North Korea’s successful recent launch of a sea-based ballistic missile is depressing proof that the country continues to improve its weapons systems, despite the punishing additional sanctions that the United Nations imposed in March. And it is indeed tempting to blame China.
Yet the evidence that China isn’t upholding the most recent sanctions is, at best, mixed; along the border, there are as many signs that China’s longstanding commercial ties with the North have frayed. While violations no doubt continue, at least some of them are probably due to local officials’ ignoring central government diktats -- an all-too-familiar problem.
In any case, it’s unrealistic to expect China to squeeze Kim hard enough to cause the North Korean regime to collapse. That’s simply not in China’s interests. Yet China does share the US desire to prevent key nuclear and ballistic-missile technology from reaching the North.
The bad news, as new research points out, is that North Korea has recruited more sophisticated and capable Chinese middlemen to source and deliver such so-called dual-use technology. Rather than travel back and forth across the border, North Korean agents now live in China and work almost entirely through these intermediaries, using Chinese banks.
The good news is that this in theory makes it easier to disrupt the agents’ operations.
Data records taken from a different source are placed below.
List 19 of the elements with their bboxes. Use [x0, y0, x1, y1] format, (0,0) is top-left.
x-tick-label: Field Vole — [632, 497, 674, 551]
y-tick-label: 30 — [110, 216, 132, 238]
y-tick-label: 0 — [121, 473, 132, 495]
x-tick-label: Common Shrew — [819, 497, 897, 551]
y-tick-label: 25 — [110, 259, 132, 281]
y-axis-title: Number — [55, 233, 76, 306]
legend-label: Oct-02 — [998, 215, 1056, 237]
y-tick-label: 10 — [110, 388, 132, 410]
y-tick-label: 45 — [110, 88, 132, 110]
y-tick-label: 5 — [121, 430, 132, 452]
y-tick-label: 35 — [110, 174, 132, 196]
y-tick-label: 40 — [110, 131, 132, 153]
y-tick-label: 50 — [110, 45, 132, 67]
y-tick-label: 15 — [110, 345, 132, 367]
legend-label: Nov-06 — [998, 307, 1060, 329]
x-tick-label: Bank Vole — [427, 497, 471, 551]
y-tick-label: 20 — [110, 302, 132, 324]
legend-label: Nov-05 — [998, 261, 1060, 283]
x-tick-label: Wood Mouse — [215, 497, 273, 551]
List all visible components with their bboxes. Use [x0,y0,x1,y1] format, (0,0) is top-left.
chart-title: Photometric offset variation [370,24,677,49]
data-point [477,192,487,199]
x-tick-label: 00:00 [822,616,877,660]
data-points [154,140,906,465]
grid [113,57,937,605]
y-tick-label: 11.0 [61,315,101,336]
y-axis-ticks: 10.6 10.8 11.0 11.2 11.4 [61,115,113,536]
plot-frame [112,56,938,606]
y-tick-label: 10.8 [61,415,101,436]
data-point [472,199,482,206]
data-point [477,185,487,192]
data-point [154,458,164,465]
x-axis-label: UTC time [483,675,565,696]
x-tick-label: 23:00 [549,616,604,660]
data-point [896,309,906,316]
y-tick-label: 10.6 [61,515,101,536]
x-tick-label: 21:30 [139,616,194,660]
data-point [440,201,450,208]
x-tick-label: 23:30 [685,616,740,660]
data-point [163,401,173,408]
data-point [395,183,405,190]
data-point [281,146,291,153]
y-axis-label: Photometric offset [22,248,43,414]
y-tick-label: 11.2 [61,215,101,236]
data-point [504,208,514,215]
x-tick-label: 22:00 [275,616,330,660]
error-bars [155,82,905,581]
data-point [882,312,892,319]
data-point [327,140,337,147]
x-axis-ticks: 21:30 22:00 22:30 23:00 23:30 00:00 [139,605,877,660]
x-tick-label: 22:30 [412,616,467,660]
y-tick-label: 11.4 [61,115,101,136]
Rather than demand that Chinese leaders abandon Kim’s regime, the US should press them to rein in these middlemen as energetically as they would any other citizens who defy their authority. Xi’s busy anti-corruption investigators could expand their campaign to border areas to pursue bank officials, customs agents and others involved in the illicit weapons trade. Directing sting operations at counterfeiters and drug dealers could address a domestic law-and-order problem, as well as cut off some of the North’s sources of hard cash. Stronger signaling from Beijing could help discourage businessmen who might be tempted by North Korean money.
If the US were to blacklist a Chinese bank or company, it would be better to first consult quietly with Chinese leaders, to prevent needless friction between the two countries. Other gestures might be more productive: The US could offer to bolster China’s ability to inspect cargo at ports near the border and to track ship traffic to and from North Korea. American officials would want to simultaneously do more to help Southeast Asian governments monitor North Korean agents operating in their countries, so the weapons trade doesn’t just move south.
China may be in no mood to cooperate. But if its leaders really want to undermine the case for missile defense, they’d be wise to do all they can to make sure Kim’s missiles don’t work.